Wednesday, May 12, 2021 12:30 am by M. in    No comments
New examples of recent Brontë-related scholar works:
Sarah Bliss
Honors Thesis Spring 2021, Florida Southern College

Between 1847 and 1848, the literary market of Victorian England convulsed under the influence of two novels from previously unknown authors: Currer Bell’s Jane Eyre and Ellis Bell’s Wuthering Heights. Known to a slightly smaller number was a novel by a third Bell: The Tenant of Wildfell Hall, by Acton Bell. Despite the authors’ relative obscurity, these novels quickly drew popular attention—and incited controversy.

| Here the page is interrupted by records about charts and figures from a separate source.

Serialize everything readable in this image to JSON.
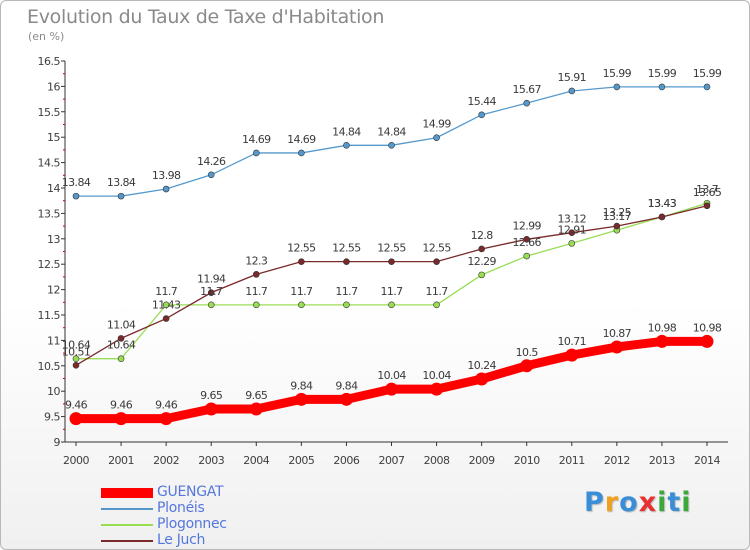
{
  "title": "Evolution du Taux de Taxe d'Habitation",
  "subtitle": "(en %)",
  "brand": {
    "letters": [
      "P",
      "r",
      "o",
      "x",
      "i",
      "t",
      "i"
    ],
    "colors": [
      "#3a8ed8",
      "#f0a020",
      "#3a8ed8",
      "#e83030",
      "#3aa83a",
      "#3a8ed8",
      "#3aa83a"
    ]
  },
  "chart_data": {
    "type": "line",
    "title": "Evolution du Taux de Taxe d'Habitation",
    "ylabel": "(en %)",
    "xlabel": "",
    "x": [
      "2000",
      "2001",
      "2002",
      "2003",
      "2004",
      "2005",
      "2006",
      "2007",
      "2008",
      "2009",
      "2010",
      "2011",
      "2012",
      "2013",
      "2014"
    ],
    "ylim": [
      9,
      16.5
    ],
    "yticks": [
      "9",
      "9.5",
      "10",
      "10.5",
      "11",
      "11.5",
      "12",
      "12.5",
      "13",
      "13.5",
      "14",
      "14.5",
      "15",
      "15.5",
      "16",
      "16.5"
    ],
    "grid": false,
    "legend_position": "bottom-left",
    "series": [
      {
        "name": "GUENGAT",
        "color": "#ff0000",
        "emphasis": true,
        "values": [
          9.46,
          9.46,
          9.46,
          9.65,
          9.65,
          9.84,
          9.84,
          10.04,
          10.04,
          10.24,
          10.5,
          10.71,
          10.87,
          10.98,
          10.98
        ],
        "labels": [
          "9.46",
          "9.46",
          "9.46",
          "9.65",
          "9.65",
          "9.84",
          "9.84",
          "10.04",
          "10.04",
          "10.24",
          "10.5",
          "10.71",
          "10.87",
          "10.98",
          "10.98"
        ]
      },
      {
        "name": "Plonéis",
        "color": "#5599cc",
        "emphasis": false,
        "values": [
          13.84,
          13.84,
          13.98,
          14.26,
          14.69,
          14.69,
          14.84,
          14.84,
          14.99,
          15.44,
          15.67,
          15.91,
          15.99,
          15.99,
          15.99
        ],
        "labels": [
          "13.84",
          "13.84",
          "13.98",
          "14.26",
          "14.69",
          "14.69",
          "14.84",
          "14.84",
          "14.99",
          "15.44",
          "15.67",
          "15.91",
          "15.99",
          "15.99",
          "15.99"
        ]
      },
      {
        "name": "Plogonnec",
        "color": "#99dd55",
        "emphasis": false,
        "values": [
          10.64,
          10.64,
          11.7,
          11.7,
          11.7,
          11.7,
          11.7,
          11.7,
          11.7,
          12.29,
          12.66,
          12.91,
          13.17,
          13.43,
          13.7
        ],
        "labels": [
          "10.64",
          "10.64",
          "11.7",
          "11.7",
          "11.7",
          "11.7",
          "11.7",
          "11.7",
          "11.7",
          "12.29",
          "12.66",
          "12.91",
          "13.17",
          "13.43",
          "13.7"
        ]
      },
      {
        "name": "Le Juch",
        "color": "#7a2a2a",
        "emphasis": false,
        "values": [
          10.51,
          11.04,
          11.43,
          11.94,
          12.3,
          12.55,
          12.55,
          12.55,
          12.55,
          12.8,
          12.99,
          13.12,
          13.25,
          13.43,
          13.65
        ],
        "labels": [
          "10.51",
          "11.04",
          "11.43",
          "11.94",
          "12.3",
          "12.55",
          "12.55",
          "12.55",
          "12.55",
          "12.8",
          "12.99",
          "13.12",
          "13.25",
          "13.43",
          "13.65"
        ]
      }
    ]
  }
}
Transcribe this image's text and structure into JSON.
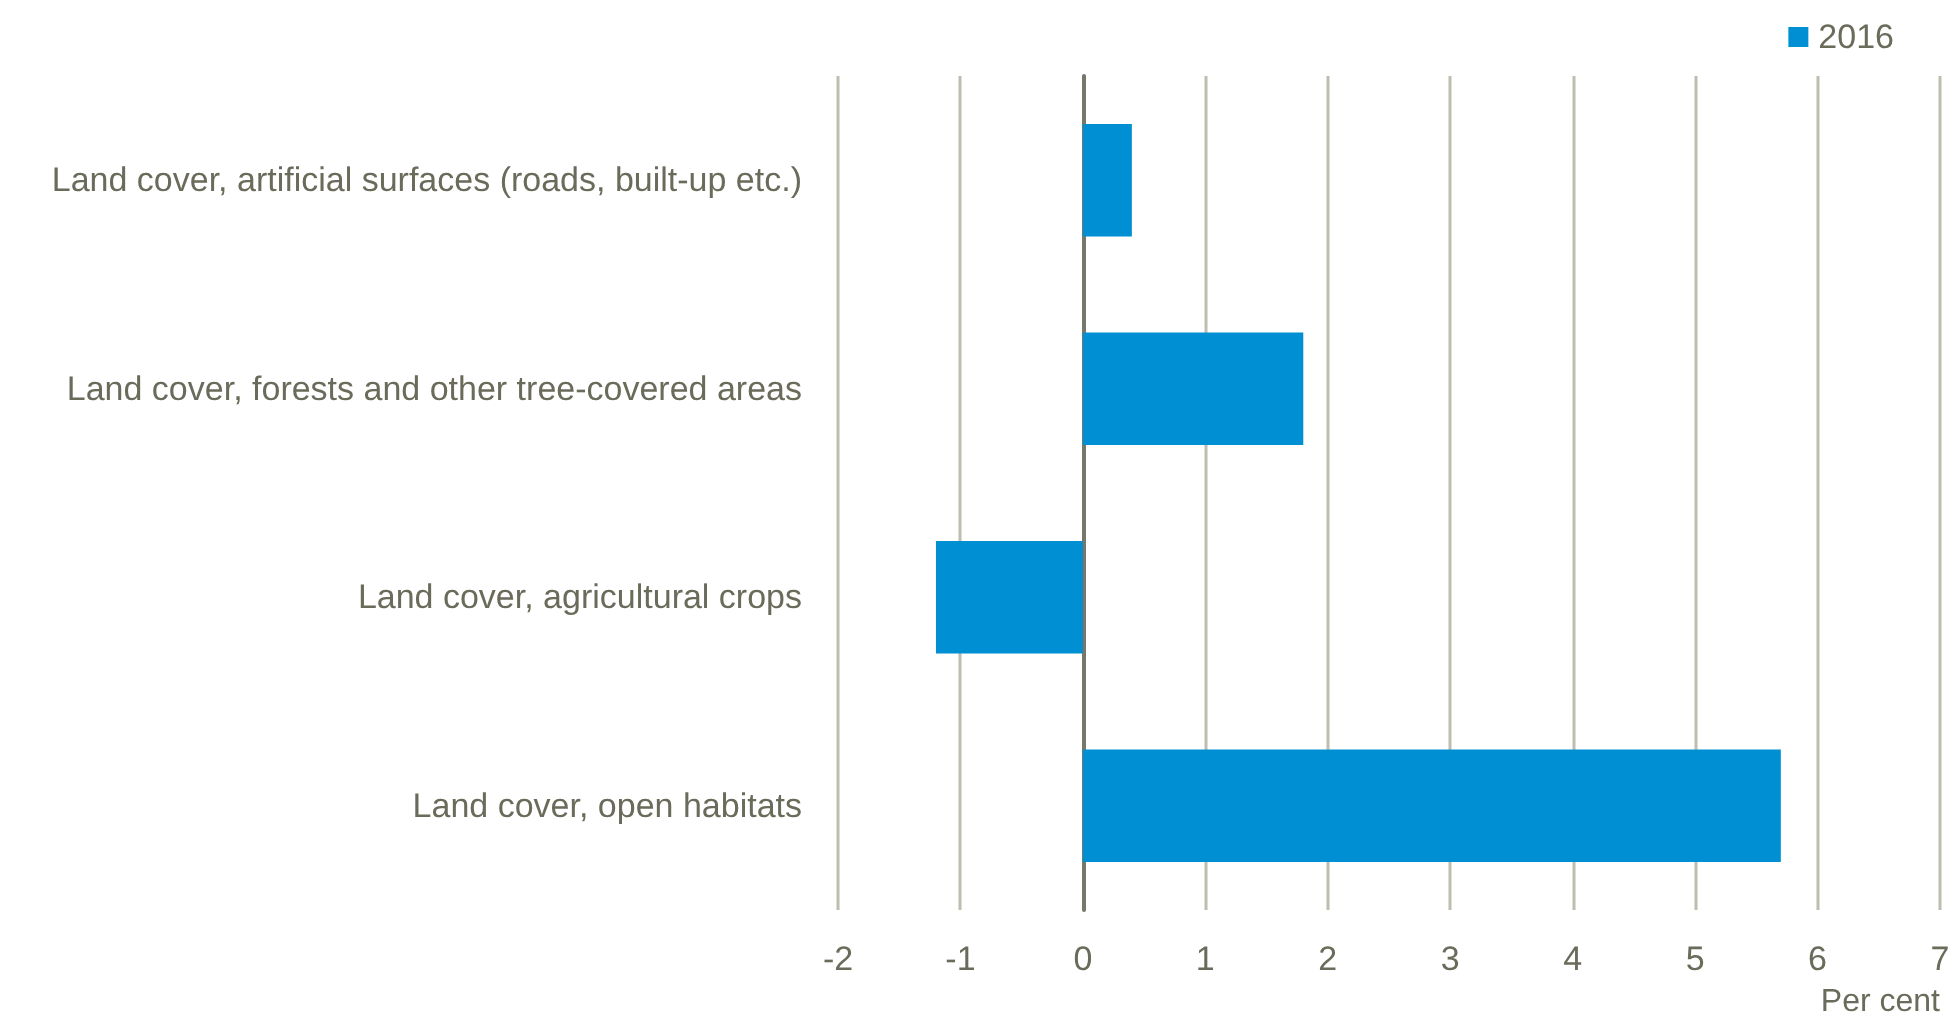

Wide Sargasso Sea, Rhys' Reading of Jane Eyre
Mostafa Bagheri, Issa Soleymani 
Research in Contemporary World Literature (Iran), 2021

Generally, when studying texts, reference to other texts is obligatory and this is what intertextuality and the interconnectedness of texts means. One example is Rhys’ Wide Sargasso Sea, influenced by Brontë’s Jane Eyre, though Rhys with her twentieth century point of view has created a new world. David Herman knows the creation of this new world as the result of Rhys’ use of “weighing” technique based on which the occurrences of Jane Eyre’s exist in Wide Sargasso Sea, but Rhys’ point of view for evaluating the occurrences differs and the result becomes Wide Sargasso Sea. Wolfgang Iser believes that, while reading a literary text, the reader provides the parts not provided by the author. The present article, by referring to Rhys’ reading of Jane Eyre and her providing needed information not brought by the author, attends to the creation of Wide Sargasso Sea and Rhys’s weighing of Jane Eyre’s occurrences.